Surviving spouses named in a QTIP trust receive payments from the trust based on the income the trust generates, like stock dividends. The surviving spouse is never the true owner of the property; therefore, they cannot put a lien against the property named in the trust or against the trust itself.
A QTIP trust is similar to a marital trust, which also holds the assets of the spouse who dies first. You might even say a QTIP trust is a specific type of marital trust. A marital trust is created on your death for your surviving spouse, but with a QTIP trust, you have control over the trust assets and final say on designating the final beneficiaries.
With a QTIP trust, your surviving spouse may continue to live in your house, for example, but they cannot sell the house because ownership rests with the trust.
While trusts in general hold many different types of assets, it’s important that a QTIP trust contain some income-producing property to provide a steady stream of income. When a QTIP trust is properly structured according to the IRS, assets can qualify for the marital deduction. The marital deduction ultimately ensures that the QTIP trust’s assets won’t count toward your taxable estate if you die first.
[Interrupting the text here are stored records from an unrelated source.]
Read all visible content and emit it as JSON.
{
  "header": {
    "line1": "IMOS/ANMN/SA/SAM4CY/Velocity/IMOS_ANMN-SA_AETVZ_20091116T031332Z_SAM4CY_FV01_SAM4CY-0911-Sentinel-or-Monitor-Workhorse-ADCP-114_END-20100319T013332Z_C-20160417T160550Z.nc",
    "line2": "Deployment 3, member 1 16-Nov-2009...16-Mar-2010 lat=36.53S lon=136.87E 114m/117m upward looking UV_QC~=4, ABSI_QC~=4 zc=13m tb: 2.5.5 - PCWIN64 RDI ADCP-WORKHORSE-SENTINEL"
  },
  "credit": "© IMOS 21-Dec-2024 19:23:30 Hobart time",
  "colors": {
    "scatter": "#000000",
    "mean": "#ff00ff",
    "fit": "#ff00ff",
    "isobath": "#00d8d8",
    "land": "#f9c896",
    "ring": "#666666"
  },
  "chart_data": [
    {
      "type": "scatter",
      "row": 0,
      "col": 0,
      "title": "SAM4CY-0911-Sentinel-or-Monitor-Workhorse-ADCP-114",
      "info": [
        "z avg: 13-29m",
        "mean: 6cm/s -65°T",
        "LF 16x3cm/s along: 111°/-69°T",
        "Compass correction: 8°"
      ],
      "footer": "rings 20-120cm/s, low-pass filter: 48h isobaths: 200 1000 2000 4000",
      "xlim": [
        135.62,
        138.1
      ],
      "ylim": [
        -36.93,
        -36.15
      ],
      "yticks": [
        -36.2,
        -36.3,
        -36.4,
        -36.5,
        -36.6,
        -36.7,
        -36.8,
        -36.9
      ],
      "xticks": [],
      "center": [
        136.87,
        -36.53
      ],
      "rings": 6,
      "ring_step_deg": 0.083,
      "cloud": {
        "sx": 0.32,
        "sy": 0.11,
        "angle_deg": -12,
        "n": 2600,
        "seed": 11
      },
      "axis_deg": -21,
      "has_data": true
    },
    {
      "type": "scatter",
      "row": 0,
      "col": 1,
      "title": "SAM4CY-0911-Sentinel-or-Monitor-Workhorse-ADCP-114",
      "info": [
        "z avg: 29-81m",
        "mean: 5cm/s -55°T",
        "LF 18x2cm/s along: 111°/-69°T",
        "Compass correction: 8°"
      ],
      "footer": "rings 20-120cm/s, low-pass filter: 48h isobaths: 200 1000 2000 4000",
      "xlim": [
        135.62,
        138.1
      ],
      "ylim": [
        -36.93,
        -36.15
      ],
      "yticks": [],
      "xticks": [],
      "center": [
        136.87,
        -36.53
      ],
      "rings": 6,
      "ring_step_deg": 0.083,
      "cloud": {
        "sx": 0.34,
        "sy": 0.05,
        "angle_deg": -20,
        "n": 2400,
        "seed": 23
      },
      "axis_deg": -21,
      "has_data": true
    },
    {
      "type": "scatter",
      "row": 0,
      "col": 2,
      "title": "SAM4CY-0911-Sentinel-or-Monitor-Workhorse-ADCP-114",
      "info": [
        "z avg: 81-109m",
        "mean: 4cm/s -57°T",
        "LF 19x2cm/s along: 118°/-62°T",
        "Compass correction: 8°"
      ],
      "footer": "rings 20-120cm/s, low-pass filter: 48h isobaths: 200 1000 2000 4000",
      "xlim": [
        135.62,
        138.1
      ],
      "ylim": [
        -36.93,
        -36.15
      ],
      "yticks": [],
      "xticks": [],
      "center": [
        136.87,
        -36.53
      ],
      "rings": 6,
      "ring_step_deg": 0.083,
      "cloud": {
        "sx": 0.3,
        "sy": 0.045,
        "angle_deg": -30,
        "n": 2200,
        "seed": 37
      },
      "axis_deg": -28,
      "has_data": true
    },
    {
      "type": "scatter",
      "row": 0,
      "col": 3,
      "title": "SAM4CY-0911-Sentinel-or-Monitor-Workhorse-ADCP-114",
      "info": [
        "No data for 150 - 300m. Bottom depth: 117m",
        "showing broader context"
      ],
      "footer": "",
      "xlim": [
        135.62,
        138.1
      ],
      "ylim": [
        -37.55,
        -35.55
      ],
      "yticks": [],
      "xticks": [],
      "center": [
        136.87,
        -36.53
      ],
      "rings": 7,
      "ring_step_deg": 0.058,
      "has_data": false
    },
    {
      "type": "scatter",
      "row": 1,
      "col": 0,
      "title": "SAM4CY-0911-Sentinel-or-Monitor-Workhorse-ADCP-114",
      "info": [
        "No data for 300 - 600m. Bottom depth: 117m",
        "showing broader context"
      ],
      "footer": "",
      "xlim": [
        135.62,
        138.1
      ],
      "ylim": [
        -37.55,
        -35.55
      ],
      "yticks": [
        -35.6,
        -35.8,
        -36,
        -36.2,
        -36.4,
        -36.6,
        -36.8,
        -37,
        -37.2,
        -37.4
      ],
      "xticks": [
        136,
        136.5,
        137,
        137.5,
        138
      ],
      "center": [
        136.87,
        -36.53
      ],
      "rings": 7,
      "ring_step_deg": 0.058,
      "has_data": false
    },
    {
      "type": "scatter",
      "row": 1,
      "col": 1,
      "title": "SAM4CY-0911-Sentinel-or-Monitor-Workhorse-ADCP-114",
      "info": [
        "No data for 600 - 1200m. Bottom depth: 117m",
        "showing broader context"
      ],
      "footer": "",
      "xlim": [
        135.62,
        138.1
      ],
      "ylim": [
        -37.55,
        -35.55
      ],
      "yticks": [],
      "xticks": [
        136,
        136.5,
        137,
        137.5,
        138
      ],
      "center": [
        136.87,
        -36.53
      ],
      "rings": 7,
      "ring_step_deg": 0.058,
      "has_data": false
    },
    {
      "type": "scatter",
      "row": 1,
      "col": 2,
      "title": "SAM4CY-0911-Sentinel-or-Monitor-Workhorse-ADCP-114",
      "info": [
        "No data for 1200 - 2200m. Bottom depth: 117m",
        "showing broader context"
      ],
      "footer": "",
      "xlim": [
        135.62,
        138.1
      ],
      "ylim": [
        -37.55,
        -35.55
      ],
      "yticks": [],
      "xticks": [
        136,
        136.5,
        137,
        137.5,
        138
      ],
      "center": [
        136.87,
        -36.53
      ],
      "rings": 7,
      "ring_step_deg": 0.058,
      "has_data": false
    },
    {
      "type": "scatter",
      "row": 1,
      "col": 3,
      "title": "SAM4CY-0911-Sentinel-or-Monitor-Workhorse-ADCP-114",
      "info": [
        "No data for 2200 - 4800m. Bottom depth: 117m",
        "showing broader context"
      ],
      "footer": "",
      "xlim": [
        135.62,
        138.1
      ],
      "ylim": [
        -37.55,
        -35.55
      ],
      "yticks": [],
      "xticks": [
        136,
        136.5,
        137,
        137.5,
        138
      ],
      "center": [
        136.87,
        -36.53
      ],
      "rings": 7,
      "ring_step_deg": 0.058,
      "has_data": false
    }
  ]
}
However, when your spouse dies and the assets are distributed to the beneficiaries, those assets are counted as part of the gross estate and taxes must be paid if their value is over the limit. A QTIP trust’s assets are not countable toward Medicaid resource limits, so it can help your surviving spouse qualify for long-term care if income falls under eligibility requirements.
Do you think a QTIP trust is right for you? Consult with a qualified professional to see how a QTIP trust, or other kind of trust, might be right for your family.